“God made the animals to do each what it likes, without sin. But he made man to do more than what he likes; namely, to do what he ought.” — Charles Kingsley
I know a ton of people — perhaps most Christians — who would “Amen” this and think it captures something very profound. But if it does, it is profound falsehood. I do not disagree that doing what we ought is important. What I disagree with is specifically what Kingsley says, which is that we were created for that reason. We cannot get anywhere in the spiritual life if we start with sloppy theology like this.

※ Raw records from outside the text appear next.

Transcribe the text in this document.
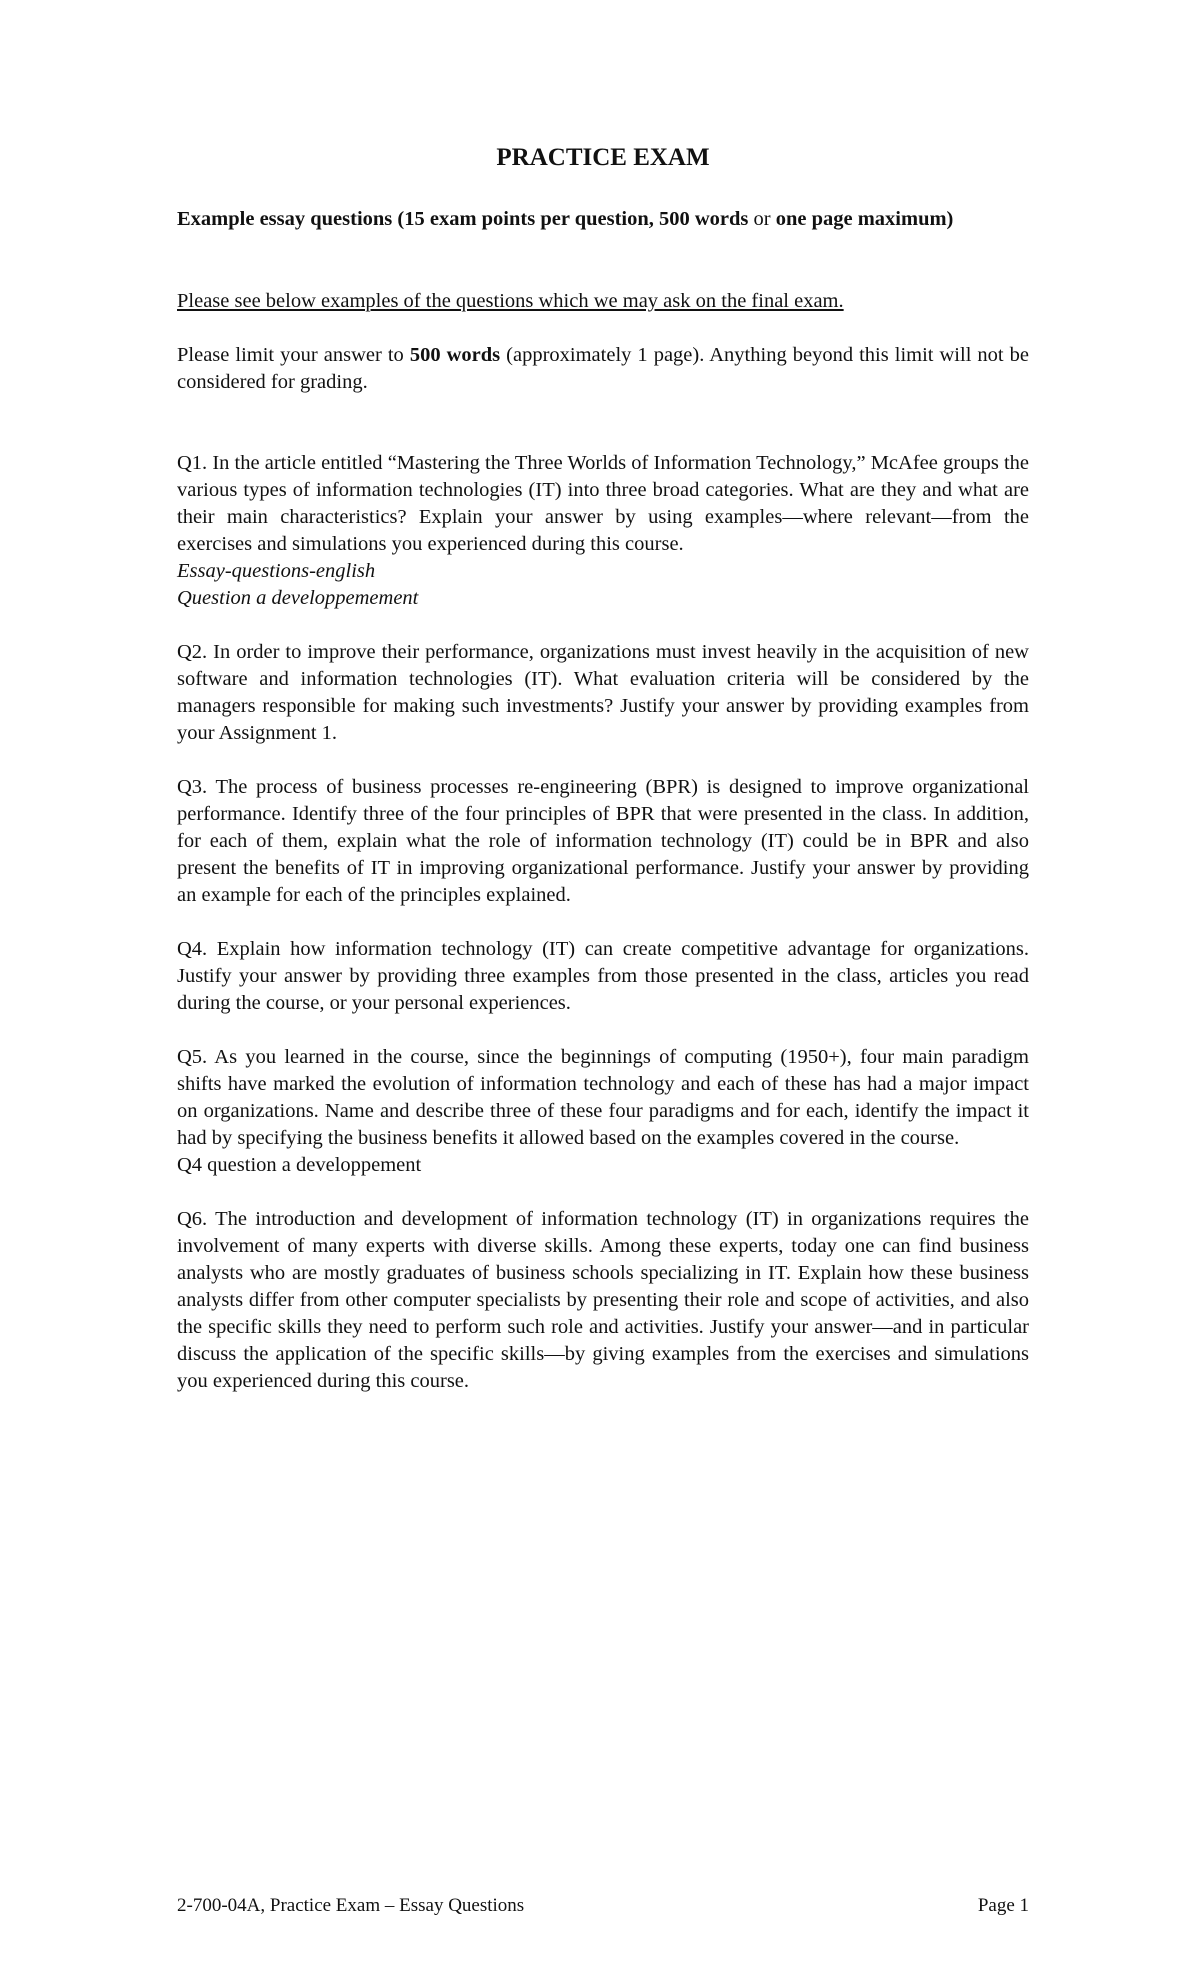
PRACTICE EXAM

Example essay questions (15 exam points per question, 500 words or one page maximum)

Please see below examples of the questions which we may ask on the final exam.

Please limit your answer to 500 words (approximately 1 page). Anything beyond this limit will not be considered for grading.

Q1. In the article entitled “Mastering the Three Worlds of Information Technology,” McAfee groups the various types of information technologies (IT) into three broad categories. What are they and what are their main characteristics? Explain your answer by using examples—where relevant—from the exercises and simulations you experienced during this course.
Essay-questions-english
Question a developpemement

Q2. In order to improve their performance, organizations must invest heavily in the acquisition of new software and information technologies (IT). What evaluation criteria will be considered by the managers responsible for making such investments? Justify your answer by providing examples from your Assignment 1.

Q3. The process of business processes re-engineering (BPR) is designed to improve organizational performance. Identify three of the four principles of BPR that were presented in the class. In addition, for each of them, explain what the role of information technology (IT) could be in BPR and also present the benefits of IT in improving organizational performance. Justify your answer by providing an example for each of the principles explained.

Q4. Explain how information technology (IT) can create competitive advantage for organizations. Justify your answer by providing three examples from those presented in the class, articles you read during the course, or your personal experiences.

Q5. As you learned in the course, since the beginnings of computing (1950+), four main paradigm shifts have marked the evolution of information technology and each of these has had a major impact on organizations. Name and describe three of these four paradigms and for each, identify the impact it had by specifying the business benefits it allowed based on the examples covered in the course.
Q4 question a developpement

Q6. The introduction and development of information technology (IT) in organizations requires the involvement of many experts with diverse skills. Among these experts, today one can find business analysts who are mostly graduates of business schools specializing in IT. Explain how these business analysts differ from other computer specialists by presenting their role and scope of activities, and also the specific skills they need to perform such role and activities. Justify your answer—and in particular discuss the application of the specific skills—by giving examples from the exercises and simulations you experienced during this course.

2-700-04A, Practice Exam – Essay Questions	Page 1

We were made not to obey a moral code, but to live in love. Adam and Eve were created for fellowship with God. There is no mention of morality or purity because when we are living in right relationship to God, those things take care of themselves. They are good things, but we cannot find God simply by being moral. If we start with God’s love, we have a good chance of ending with it. If we start from a purity code, we can’t get to love from there.

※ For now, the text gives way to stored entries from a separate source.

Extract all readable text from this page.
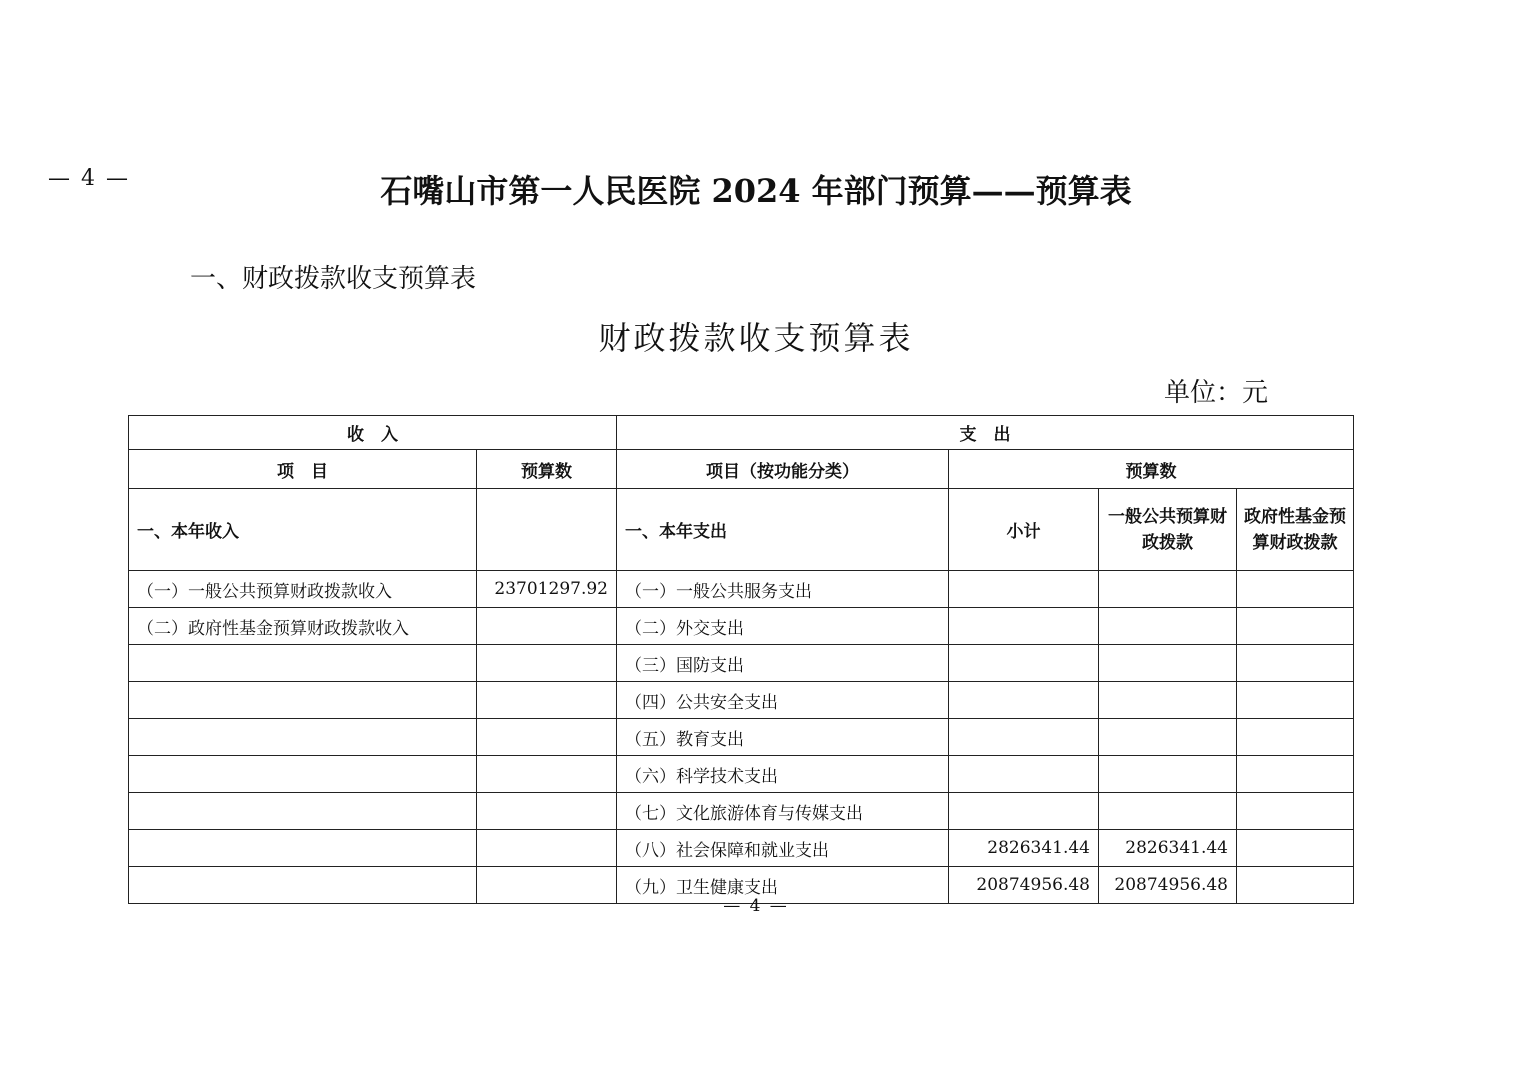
— 4 —	石嘴山市第一人民医院 2024 年部门预算——预算表
一、财政拨款收支预算表
财政拨款收支预算表
单位：元
收　入		支　出			
项　目	预算数	项目（按功能分类）	预算数		
一、本年收入		一、本年支出	小计	一般公共预算财政拨款	政府性基金预算财政拨款
（一）一般公共预算财政拨款收入	23701297.92	（一）一般公共服务支出			
（二）政府性基金预算财政拨款收入		（二）外交支出			
		（三）国防支出			
		（四）公共安全支出			
		（五）教育支出			
		（六）科学技术支出			
		（七）文化旅游体育与传媒支出			
		（八）社会保障和就业支出	2826341.44	2826341.44	
		（九）卫生健康支出	20874956.48	20874956.48	
— 4 —
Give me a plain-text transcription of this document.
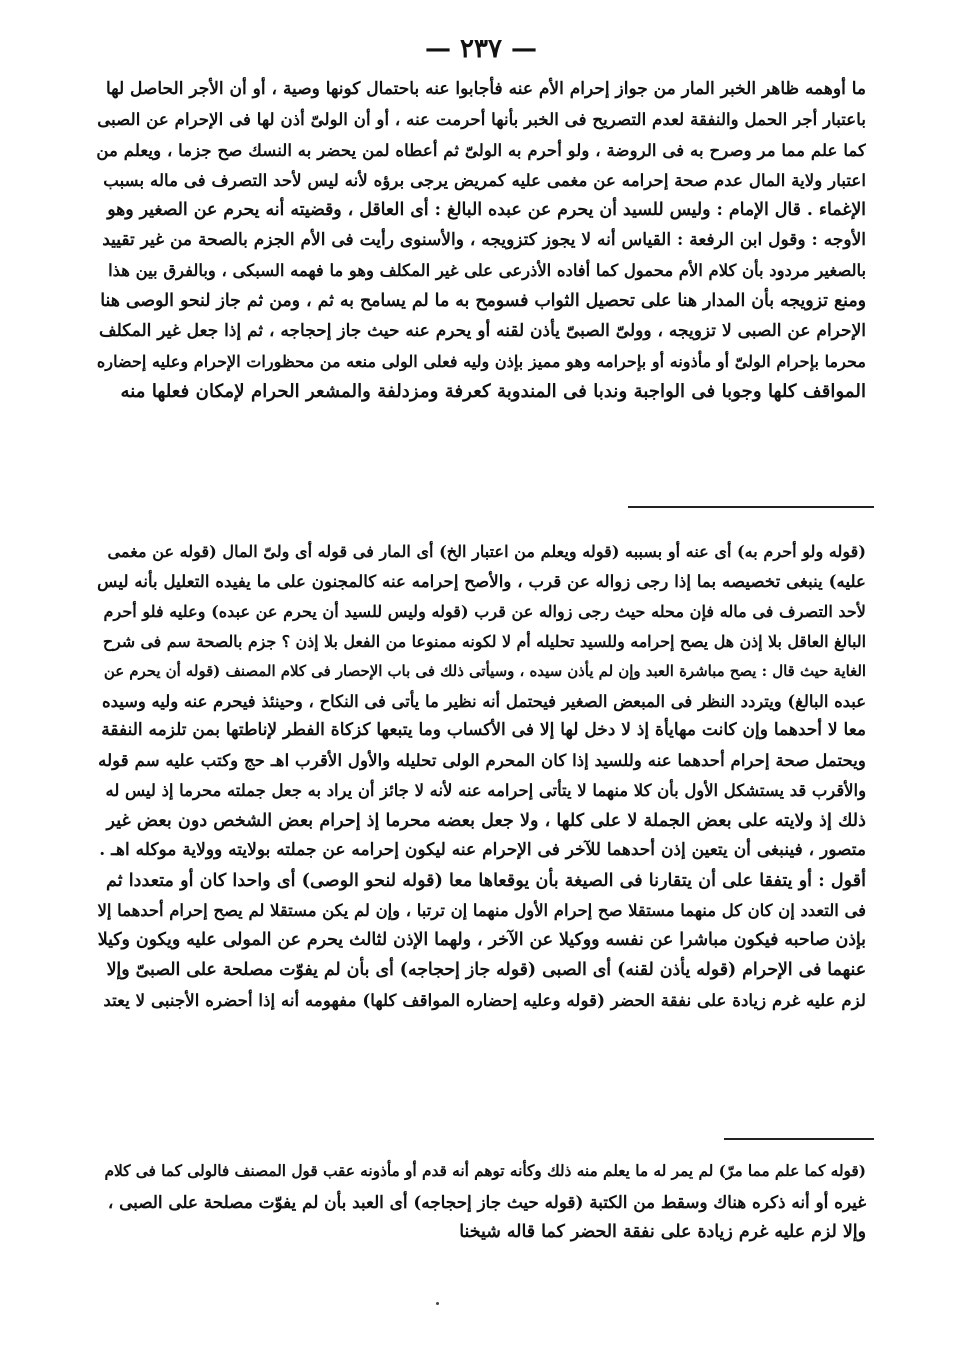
— ٢٣٧ —
ما أوهمه ظاهر الخبر المار من جواز إحرام الأم عنه فأجابوا عنه باحتمال كونها وصية ، أو أن الأجر الحاصل لها
باعتبار أجر الحمل والنفقة لعدم التصريح فى الخبر بأنها أحرمت عنه ، أو أن الولىّ أذن لها فى الإحرام عن الصبى
كما علم مما مر وصرح به فى الروضة ، ولو أحرم به الولىّ ثم أعطاه لمن يحضر به النسك صح جزما ، ويعلم من
اعتبار ولاية المال عدم صحة إحرامه عن مغمى عليه كمريض يرجى برؤه لأنه ليس لأحد التصرف فى ماله بسبب
الإغماء . قال الإمام : وليس للسيد أن يحرم عن عبده البالغ : أى العاقل ، وقضيته أنه يحرم عن الصغير وهو
الأوجه : وقول ابن الرفعة : القياس أنه لا يجوز كتزويجه ، والأسنوى رأيت فى الأم الجزم بالصحة من غير تقييد
بالصغير مردود بأن كلام الأم محمول كما أفاده الأذرعى على غير المكلف وهو ما فهمه السبكى ، وبالفرق بين هذا
ومنع تزويجه بأن المدار هنا على تحصيل الثواب فسومح به ما لم يسامح به ثم ، ومن ثم جاز لنحو الوصى هنا
الإحرام عن الصبى لا تزويجه ، وولىّ الصبىّ يأذن لقنه أو يحرم عنه حيث جاز إحجاجه ، ثم إذا جعل غير المكلف
محرما بإحرام الولىّ أو مأذونه أو بإحرامه وهو مميز بإذن وليه فعلى الولى منعه من محظورات الإحرام وعليه إحضاره
المواقف كلها وجوبا فى الواجبة وندبا فى المندوبة كعرفة ومزدلفة والمشعر الحرام لإمكان فعلها منه
(قوله ولو أحرم به) أى عنه أو بسببه (قوله ويعلم من اعتبار الخ) أى المار فى قوله أى ولىّ المال (قوله عن مغمى
عليه) ينبغى تخصيصه بما إذا رجى زواله عن قرب ، والأصح إحرامه عنه كالمجنون على ما يفيده التعليل بأنه ليس
لأحد التصرف فى ماله فإن محله حيث رجى زواله عن قرب (قوله وليس للسيد أن يحرم عن عبده) وعليه فلو أحرم
البالغ العاقل بلا إذن هل يصح إحرامه وللسيد تحليله أم لا لكونه ممنوعا من الفعل بلا إذن ؟ جزم بالصحة سم فى شرح
الغاية حيث قال : يصح مباشرة العبد وإن لم يأذن سيده ، وسيأتى ذلك فى باب الإحصار فى كلام المصنف (قوله أن يحرم عن
عبده البالغ) ويتردد النظر فى المبعض الصغير فيحتمل أنه نظير ما يأتى فى النكاح ، وحينئذ فيحرم عنه وليه وسيده
معا لا أحدهما وإن كانت مهايأة إذ لا دخل لها إلا فى الأكساب وما يتبعها كزكاة الفطر لإناطتها بمن تلزمه النفقة
ويحتمل صحة إحرام أحدهما عنه وللسيد إذا كان المحرم الولى تحليله والأول الأقرب اهـ حج وكتب عليه سم قوله
والأقرب قد يستشكل الأول بأن كلا منهما لا يتأتى إحرامه عنه لأنه لا جائز أن يراد به جعل جملته محرما إذ ليس له
ذلك إذ ولايته على بعض الجملة لا على كلها ، ولا جعل بعضه محرما إذ إحرام بعض الشخص دون بعض غير
متصور ، فينبغى أن يتعين إذن أحدهما للآخر فى الإحرام عنه ليكون إحرامه عن جملته بولايته وولاية موكله اهـ .
أقول : أو يتفقا على أن يتقارنا فى الصيغة بأن يوقعاها معا (قوله لنحو الوصى) أى واحدا كان أو متعددا ثم
فى التعدد إن كان كل منهما مستقلا صح إحرام الأول منهما إن ترتبا ، وإن لم يكن مستقلا لم يصح إحرام أحدهما إلا
بإذن صاحبه فيكون مباشرا عن نفسه ووكيلا عن الآخر ، ولهما الإذن لثالث يحرم عن المولى عليه ويكون وكيلا
عنهما فى الإحرام (قوله يأذن لقنه) أى الصبى (قوله جاز إحجاجه) أى بأن لم يفوّت مصلحة على الصبىّ وإلا
لزم عليه غرم زيادة على نفقة الحضر (قوله وعليه إحضاره المواقف كلها) مفهومه أنه إذا أحضره الأجنبى لا يعتد
(قوله كما علم مما مرّ) لم يمر له ما يعلم منه ذلك وكأنه توهم أنه قدم أو مأذونه عقب قول المصنف فالولى كما فى كلام
غيره أو أنه ذكره هناك وسقط من الكتبة (قوله حيث جاز إحجاجه) أى العبد بأن لم يفوّت مصلحة على الصبى ،
وإلا لزم عليه غرم زيادة على نفقة الحضر كما قاله شيخنا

“Most of us were taught that God would love us if and when we change. In fact, God loves you so that you can change. What empowers change, what makes you desirous of change is the experience of love. It is that inherent experience of love that becomes the engine of change. …we’ve been given an inferior message—that God loves me “when” I change (“moralism”). What that does is put it back on you. You’re back to “navel gazing” and you never succeed at that level. You are never holy enough, pure enough, refined enough, or loving enough. Whereas, when you fall into God’s mercy, when you fall into God’s great generosity, you find, seemingly from nowhere, this capacity to change. No one is more surprised than you are. You know it is a gift.” — Richard Rohr
We have to start somewhere. Why not start with God and God’s love, instead of with ourselves and our own efforts? If what we seek is God, then let us begin with God and trust that we cannot but end with God as well. Starting with ourselves can lead to nothing but increasing rigidity, moralism, and perfectionism, since you will necessarily end with magnified versions of whatever you start with. When we don’t think we’re good enough, we’ll live in constant guilt and self-deprecation. In the rare times we do think we’re good enough, we will be arrogant, prideful, and judgmental of others who are less perfect than we are. This is how beginning with morality actually leads to the opposite of spirituality.
There is no future along the path of religious moralism. Since it does not and cannot lead to God, why walk that path to begin with? The question, then, should not be, “How can I do better?” The question should be, “How can I experience the love of God and come to live in it?” That path will create truly moral people — the kind whose morality does not come attached to strings of perfectionism, judgmentalism, and pride.